Tax Avoidance

I’ve made comments on the blogs of others critical of raising taxes where my point was that higher tax rates may mean less revenue. Left of center critics of this assertion respond by saying that I’m suggesting that rich people will cheat on their taxes if taxes go up. That’s not what I’m saying. There are two strategies to pay less taxes. One is tax evasion, and the other is tax avoidance. The former is illegal, and the latter is perfectly legal. I’m not going to cheat on my taxes, and even if I were to do so, I won’t tell you. Let’s say my employer offers to pay me $200 to work Saturday, or I can spend Saturday looking over my tax returns for the last 3 years to see if I missed any deductions. If I think that I’m going to find missed deductions worth more than what will be left after I pay the taxes on the extra $200 my employer pays me, I’m digging out the tax returns instead of working.

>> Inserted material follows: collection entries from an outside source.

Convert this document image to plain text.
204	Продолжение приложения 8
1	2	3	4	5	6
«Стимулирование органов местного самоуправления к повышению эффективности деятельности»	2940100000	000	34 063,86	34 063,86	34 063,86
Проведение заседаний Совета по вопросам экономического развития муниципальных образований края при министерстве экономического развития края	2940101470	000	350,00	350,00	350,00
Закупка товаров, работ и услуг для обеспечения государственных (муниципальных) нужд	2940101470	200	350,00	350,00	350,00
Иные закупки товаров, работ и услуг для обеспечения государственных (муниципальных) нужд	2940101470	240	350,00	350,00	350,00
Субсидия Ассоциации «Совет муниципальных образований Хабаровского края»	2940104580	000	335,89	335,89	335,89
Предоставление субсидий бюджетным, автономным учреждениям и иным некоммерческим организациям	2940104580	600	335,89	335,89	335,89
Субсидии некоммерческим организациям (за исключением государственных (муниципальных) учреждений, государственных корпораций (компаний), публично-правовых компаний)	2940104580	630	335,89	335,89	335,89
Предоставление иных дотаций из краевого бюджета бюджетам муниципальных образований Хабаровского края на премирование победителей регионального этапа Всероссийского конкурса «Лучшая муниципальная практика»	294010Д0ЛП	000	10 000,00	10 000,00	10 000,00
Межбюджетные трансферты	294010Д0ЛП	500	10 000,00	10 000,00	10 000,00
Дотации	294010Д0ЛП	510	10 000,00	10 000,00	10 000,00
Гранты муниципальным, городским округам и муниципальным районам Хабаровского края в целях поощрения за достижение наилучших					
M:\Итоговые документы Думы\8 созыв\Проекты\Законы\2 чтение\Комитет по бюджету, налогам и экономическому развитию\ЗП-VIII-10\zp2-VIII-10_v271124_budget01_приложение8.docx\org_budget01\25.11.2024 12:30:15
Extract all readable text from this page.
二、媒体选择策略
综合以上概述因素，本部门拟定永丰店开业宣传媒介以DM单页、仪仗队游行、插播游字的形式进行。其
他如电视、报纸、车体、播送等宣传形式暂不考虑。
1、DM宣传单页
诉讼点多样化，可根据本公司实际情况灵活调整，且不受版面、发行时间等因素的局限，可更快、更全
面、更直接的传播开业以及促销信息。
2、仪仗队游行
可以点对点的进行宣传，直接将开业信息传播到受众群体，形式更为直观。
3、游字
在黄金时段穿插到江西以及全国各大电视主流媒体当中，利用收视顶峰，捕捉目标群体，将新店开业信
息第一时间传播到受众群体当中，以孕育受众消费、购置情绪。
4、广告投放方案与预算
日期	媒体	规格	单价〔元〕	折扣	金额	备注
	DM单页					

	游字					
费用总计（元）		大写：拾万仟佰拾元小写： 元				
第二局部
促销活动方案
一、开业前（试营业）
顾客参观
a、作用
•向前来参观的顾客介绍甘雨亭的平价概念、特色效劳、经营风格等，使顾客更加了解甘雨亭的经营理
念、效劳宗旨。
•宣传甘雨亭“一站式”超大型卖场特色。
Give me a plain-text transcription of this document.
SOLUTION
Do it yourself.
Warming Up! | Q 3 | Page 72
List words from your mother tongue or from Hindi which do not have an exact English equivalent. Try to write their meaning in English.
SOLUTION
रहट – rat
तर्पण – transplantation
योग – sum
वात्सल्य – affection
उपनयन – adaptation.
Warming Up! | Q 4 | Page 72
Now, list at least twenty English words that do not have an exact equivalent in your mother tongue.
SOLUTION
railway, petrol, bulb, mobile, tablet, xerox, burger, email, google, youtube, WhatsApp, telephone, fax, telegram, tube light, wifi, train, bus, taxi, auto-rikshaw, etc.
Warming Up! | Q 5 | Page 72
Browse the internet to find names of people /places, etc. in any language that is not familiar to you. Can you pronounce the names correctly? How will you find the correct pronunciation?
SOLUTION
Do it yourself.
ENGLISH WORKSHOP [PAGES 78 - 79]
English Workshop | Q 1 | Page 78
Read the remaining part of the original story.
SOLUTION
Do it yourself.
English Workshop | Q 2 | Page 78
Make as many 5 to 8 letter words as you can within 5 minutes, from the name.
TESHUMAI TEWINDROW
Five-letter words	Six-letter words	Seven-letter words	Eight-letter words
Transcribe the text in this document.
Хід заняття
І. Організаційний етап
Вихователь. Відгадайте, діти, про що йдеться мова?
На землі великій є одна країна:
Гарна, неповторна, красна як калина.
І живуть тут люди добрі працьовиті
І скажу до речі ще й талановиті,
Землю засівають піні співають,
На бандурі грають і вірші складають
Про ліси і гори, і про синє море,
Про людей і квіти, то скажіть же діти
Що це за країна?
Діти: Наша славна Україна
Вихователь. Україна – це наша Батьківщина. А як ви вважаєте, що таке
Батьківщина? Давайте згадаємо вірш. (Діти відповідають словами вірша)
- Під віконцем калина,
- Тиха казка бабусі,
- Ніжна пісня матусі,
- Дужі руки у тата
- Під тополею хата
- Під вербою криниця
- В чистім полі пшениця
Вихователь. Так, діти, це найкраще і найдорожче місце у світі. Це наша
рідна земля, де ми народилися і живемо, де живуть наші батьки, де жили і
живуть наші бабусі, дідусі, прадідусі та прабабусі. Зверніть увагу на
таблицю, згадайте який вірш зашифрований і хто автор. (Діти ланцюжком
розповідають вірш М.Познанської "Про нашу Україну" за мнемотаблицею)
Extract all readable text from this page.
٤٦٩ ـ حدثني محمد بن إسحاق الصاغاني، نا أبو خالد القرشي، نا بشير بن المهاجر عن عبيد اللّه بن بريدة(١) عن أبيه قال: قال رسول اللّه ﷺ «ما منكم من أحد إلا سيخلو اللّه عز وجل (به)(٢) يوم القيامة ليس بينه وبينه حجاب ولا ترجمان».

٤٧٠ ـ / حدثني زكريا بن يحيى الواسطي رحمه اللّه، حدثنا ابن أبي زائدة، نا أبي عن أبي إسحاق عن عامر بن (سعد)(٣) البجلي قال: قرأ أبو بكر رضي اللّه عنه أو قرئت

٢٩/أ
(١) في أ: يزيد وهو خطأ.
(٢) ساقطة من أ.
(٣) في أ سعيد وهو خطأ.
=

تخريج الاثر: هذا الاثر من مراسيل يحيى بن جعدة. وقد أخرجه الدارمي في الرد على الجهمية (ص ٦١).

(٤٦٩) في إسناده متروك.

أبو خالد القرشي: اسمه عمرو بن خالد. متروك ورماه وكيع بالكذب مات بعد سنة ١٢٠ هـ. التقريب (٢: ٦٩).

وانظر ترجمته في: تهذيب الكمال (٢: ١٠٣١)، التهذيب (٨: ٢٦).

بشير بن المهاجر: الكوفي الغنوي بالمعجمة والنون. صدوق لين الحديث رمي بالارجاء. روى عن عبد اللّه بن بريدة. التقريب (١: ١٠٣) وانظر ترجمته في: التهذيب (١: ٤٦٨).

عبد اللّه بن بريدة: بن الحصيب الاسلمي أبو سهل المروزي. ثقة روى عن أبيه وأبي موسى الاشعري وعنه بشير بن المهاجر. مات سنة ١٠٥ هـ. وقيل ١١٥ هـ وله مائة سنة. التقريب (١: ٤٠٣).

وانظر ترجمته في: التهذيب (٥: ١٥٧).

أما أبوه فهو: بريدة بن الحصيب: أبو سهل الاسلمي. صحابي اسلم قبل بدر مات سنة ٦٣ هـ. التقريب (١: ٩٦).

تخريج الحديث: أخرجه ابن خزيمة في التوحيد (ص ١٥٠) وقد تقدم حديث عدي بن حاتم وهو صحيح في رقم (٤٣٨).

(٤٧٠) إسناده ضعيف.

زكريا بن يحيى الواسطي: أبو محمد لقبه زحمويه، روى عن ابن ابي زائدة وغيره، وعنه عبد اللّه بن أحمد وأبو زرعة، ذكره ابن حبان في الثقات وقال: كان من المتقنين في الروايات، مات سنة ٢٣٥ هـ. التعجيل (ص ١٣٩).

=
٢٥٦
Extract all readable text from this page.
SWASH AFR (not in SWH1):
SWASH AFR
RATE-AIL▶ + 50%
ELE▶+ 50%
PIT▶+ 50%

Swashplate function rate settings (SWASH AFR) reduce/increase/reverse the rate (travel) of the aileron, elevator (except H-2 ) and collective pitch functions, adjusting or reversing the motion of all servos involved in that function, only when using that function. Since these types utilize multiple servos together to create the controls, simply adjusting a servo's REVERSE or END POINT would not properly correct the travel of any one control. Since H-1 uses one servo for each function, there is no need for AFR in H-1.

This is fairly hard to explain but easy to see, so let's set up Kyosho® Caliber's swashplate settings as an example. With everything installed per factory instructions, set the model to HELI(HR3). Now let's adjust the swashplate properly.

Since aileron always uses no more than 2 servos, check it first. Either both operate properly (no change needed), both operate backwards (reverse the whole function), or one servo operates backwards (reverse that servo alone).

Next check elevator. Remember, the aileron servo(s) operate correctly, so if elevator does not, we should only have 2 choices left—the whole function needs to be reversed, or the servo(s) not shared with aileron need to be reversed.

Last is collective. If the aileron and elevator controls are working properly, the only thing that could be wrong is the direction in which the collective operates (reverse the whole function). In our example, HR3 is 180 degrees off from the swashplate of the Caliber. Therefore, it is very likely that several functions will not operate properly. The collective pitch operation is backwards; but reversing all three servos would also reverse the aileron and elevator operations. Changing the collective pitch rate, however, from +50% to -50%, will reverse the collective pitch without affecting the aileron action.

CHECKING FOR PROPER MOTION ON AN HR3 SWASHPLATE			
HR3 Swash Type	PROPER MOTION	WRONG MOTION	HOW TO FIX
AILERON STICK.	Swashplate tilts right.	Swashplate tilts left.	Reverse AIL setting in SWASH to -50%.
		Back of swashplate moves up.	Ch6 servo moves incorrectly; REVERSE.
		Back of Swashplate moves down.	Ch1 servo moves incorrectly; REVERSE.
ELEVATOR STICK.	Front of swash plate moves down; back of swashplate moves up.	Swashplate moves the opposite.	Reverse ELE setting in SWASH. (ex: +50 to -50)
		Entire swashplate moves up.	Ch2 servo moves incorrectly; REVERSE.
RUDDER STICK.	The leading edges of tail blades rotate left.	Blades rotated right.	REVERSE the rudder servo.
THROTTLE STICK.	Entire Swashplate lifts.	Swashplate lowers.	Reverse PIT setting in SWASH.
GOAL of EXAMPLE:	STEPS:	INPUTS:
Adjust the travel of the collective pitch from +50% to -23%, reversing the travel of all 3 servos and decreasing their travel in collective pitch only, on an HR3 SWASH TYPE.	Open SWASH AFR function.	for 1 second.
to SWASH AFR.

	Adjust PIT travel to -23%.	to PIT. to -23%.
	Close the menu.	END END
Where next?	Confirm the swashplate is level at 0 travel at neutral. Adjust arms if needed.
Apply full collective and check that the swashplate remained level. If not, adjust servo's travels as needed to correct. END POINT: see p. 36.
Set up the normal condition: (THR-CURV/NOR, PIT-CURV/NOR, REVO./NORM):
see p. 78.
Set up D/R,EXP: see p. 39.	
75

A classic fictional example of tax avoidance is the detective Nero Wolfe. Part way through the year, Wolfe makes enough money to put him in the 90% tax bracket. After this point, he is very reluctant to take cases. To make an additional $1000 after taxes, he’d have to charge a client $10,000. If he turns down an offer of $5000 to handle a case, he is legally avoiding taxes of $4500. This high tax rate isn’t really making Wolfe pay his fair share, it’s making people who need the services he provides pay more.

Let’s consider the effect of raising the capital gains tax. If you managed to buy Ford stock at its 2009 low, you would have purchased a stock now worth more than $10 for less than $2. You’d be sitting on a capital gain of over $8 per share. You don’t have to pay the capital gains tax until you sell. Any increase in the capital gains tax makes it less likely that you will sell.

We have something called the Alternative Minimum Tax because 200 people in the late 1960’s figured out how to legally make more than $200,000 a year and legally pay no income tax. That is tax avoidance.